Warts are nearly always removed by destruction, described in the CPT 17000 series of codes. Techniques of treatment contain cryosurgery, laser, chemical treatment as well as electrosurgery. Occasionally, in case the physician doubts that a wart-like growth might be something but a wart, the lesion may be excised and biopsied. You will find the excision codes listed in the 11000 segment of CPT and these are assigned as per the technique used, the location of the excision and, in few cases, the number of warts removed.

Family practice coders must note that in case warts and further lesions are removed from diverse sites, destruction and excision codes can be further billed on the similar date of service. For instance, in case a physician excises a growth on a patient's arm, however destroys a series of warts on the patient's foot, you can report codes from both the CPT 17000 series and the CPT 11000 series.

2. What sort of wart has been removed?

The physician should document the definite type of wart being removed as that determination could have a considerable impact on reimbursement.

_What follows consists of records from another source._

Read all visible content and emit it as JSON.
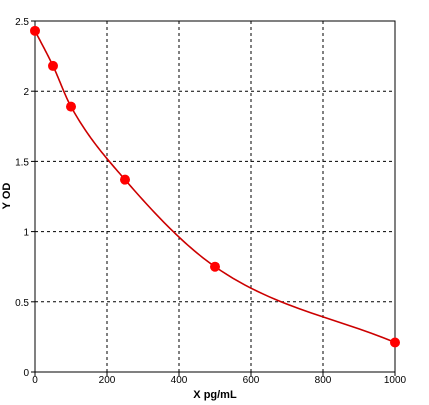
{
  "chart_data": {
    "type": "scatter",
    "title": "",
    "xlabel": "X pg/mL",
    "ylabel": "Y OD",
    "xlim": [
      0,
      1000
    ],
    "ylim": [
      0,
      2.5
    ],
    "x_ticks": [
      0,
      200,
      400,
      600,
      800,
      1000
    ],
    "y_ticks": [
      0,
      0.5,
      1,
      1.5,
      2,
      2.5
    ],
    "x_tick_labels": [
      "0",
      "200",
      "400",
      "600",
      "800",
      "1000"
    ],
    "y_tick_labels": [
      "0",
      "0.5",
      "1",
      "1.5",
      "2",
      "2.5"
    ],
    "grid": true,
    "grid_style": "dashed",
    "legend": "none",
    "series": [
      {
        "x": [
          0,
          50,
          100,
          250,
          500,
          1000
        ],
        "y": [
          2.43,
          2.18,
          1.89,
          1.37,
          0.75,
          0.21
        ],
        "fitted_curve": true
      }
    ],
    "colors": {
      "points": "#ff0000",
      "curve": "#cc0000",
      "grid": "#000000",
      "axis": "#000000"
    }
  }
}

As CPT 17110 (destruction by any method of flat warts, molluscum contagiosum, or milia; up to 14 lesions) as well as CPT 17111 (… 15 or more lesions) in detail mention flat warts in their descriptions, a lot of practices automatically allocate them for all wart removal. Though, three other codes, CPT 17000 (destruction by any method, including laser, with or without surgical curettement, all benign or premalignant lesions [e.g., actinic keratoses] other than skin tags or cutaneous vascular proliferative lesions, including local anesthesia; first lesion), 17003 (… second through 14 lesions, each [list separately in addition to code for first lesion]) and 17004 (… 15 or more lesions), may be allocated for common as well as plantar wart removal – and may lead to maximized reimbursement in case multiple lesions are destroyed.

3. What is the number of warts that have been removed?

The figure of warts removed may have a considerable impact on the codes assigned – and the payment. This is mainly the case when reporting the destruction of common or plantar warts, is different from flat warts.

The flat wart destruction codes, which are, 17110 and 17111, define removal of multiple warts. That means the coders would assign 17110 once once the physician does away with one to 14 warts. In case more than 14 flat warts are destroyed, coders would allocate 17111 once.

Though, CPT permits destruction codes for several common or plantar warts to be assigned several times. Code 17000 would be given for the first wart and additional code 17003 would be assigned for every following wart removed up to 14. That means that in case the patient who presented with eight plantar warts, coders will then report CPT 17000 once and 17003 seven times.